Tag Archives: James N. Rhodes

The Two Ways Tradition in Barnabas (and the Didache)

Relatively recently published is Julien C.H. Smith, “The Epistle of Barnabas and the two ways of teaching authority” VigChr 68 (2014), 465-497.

In arguing that the two ways elements suffuse the entire epistle, Smith presents the case that the concluding chapters, summarizing the two ways, are more than simply an awkward appendix. More to the point the author argues that the two ways tradition is part of the community’s identity-formation. In particular he suggests that this bolsters the author’s identity as a figure of authority within the community

I am not persuaded on the author’s final point, not really following his argument here. Certainly there are elements within the Two Ways Tradition which lead to the formation of an authority figure out of the teacher, but I have to ask whether this is really central to the Tradition or to its purpose in Barnabas.

However, the case that the Two Ways Tradition suffuses the entire document is persuasive, and the suggestion that the Tradition contributes to the community’s identity is attractive. Possibly, having dissuaded the community from the observance of the law, and in particular those elements of law-observance which serve as identity markers (such as the Sabbath and circumcision) the author has to employ the Two Ways as an identity marker setting out the positive directions which are to be followed in lieu of those which formerly took prominence and which mark out the Christian community as distinct.

Which inevitably raises the question of whether the same is true of the employment of the Tradition within the Didache. In particular, might this provide some form of answer to the question of whether law observance was ultimately demanded of gentiles? It seems to me that if the Tradition is employed in one Christian community as a means of providing an alternative focus of identity, although this does not mean that every Christian community adopted the Tradition with the same intent, nonetheless another might do so.

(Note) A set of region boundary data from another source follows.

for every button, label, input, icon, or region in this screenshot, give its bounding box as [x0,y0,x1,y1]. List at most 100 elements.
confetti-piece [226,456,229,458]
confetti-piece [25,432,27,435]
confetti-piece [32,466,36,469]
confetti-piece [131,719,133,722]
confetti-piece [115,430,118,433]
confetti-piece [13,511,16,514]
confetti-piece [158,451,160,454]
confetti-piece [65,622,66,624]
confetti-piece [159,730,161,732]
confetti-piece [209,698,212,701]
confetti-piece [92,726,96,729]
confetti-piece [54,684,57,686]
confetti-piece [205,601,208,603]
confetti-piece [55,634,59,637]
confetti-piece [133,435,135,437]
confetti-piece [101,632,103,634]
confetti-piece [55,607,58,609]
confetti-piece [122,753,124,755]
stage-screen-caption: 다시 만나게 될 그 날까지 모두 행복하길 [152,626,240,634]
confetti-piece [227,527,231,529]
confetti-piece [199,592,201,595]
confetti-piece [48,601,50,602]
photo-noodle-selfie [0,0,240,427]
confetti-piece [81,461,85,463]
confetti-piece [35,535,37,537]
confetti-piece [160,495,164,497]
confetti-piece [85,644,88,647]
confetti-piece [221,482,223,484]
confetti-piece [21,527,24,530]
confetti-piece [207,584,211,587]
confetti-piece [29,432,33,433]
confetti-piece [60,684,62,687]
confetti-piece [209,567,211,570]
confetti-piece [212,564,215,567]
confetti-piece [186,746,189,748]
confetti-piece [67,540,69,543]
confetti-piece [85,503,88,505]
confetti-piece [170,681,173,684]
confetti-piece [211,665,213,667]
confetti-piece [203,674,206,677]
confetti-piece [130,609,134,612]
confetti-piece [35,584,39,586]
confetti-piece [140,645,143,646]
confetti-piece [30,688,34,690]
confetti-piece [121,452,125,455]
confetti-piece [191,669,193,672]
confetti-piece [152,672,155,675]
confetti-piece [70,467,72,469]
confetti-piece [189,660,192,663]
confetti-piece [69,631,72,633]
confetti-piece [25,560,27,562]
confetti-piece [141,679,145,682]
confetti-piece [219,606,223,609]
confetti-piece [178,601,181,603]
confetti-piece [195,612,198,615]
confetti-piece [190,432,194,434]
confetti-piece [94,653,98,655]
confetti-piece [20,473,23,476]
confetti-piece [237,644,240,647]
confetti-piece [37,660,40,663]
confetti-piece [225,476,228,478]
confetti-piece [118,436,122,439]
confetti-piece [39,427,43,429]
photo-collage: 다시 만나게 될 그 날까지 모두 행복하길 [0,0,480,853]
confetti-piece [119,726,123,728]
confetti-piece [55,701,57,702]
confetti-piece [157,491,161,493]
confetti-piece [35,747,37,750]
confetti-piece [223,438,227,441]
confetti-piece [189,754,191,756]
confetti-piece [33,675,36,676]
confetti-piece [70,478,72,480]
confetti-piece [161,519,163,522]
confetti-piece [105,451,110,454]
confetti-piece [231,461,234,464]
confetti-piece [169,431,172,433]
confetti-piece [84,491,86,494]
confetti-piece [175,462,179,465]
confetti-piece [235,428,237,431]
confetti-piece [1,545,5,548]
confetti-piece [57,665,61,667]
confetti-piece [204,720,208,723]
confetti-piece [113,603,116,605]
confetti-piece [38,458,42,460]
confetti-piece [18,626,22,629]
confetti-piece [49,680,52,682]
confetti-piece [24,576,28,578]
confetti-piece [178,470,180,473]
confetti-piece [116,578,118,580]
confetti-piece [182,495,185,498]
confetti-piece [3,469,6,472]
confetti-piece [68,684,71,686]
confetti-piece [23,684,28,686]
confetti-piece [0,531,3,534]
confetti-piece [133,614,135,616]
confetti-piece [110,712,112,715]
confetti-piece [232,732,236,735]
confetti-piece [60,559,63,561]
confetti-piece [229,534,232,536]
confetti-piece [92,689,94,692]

Certainly this is coherent with the use of the Tradition as pre-baptismal catechesis.

Post scriptum: I subsequently find that the same case that Barnabas is suffused by two-ways material is made by James N. Rhodes, “The Two Ways Tradition in the “Epistle of Barnabas: Revisiting an Old Question.” CBQ 73 (2011), 797-816. Rhodes suggests that the Barnabas community is still nomistic in outlook, even whilst rejecting ritual elements of Torah.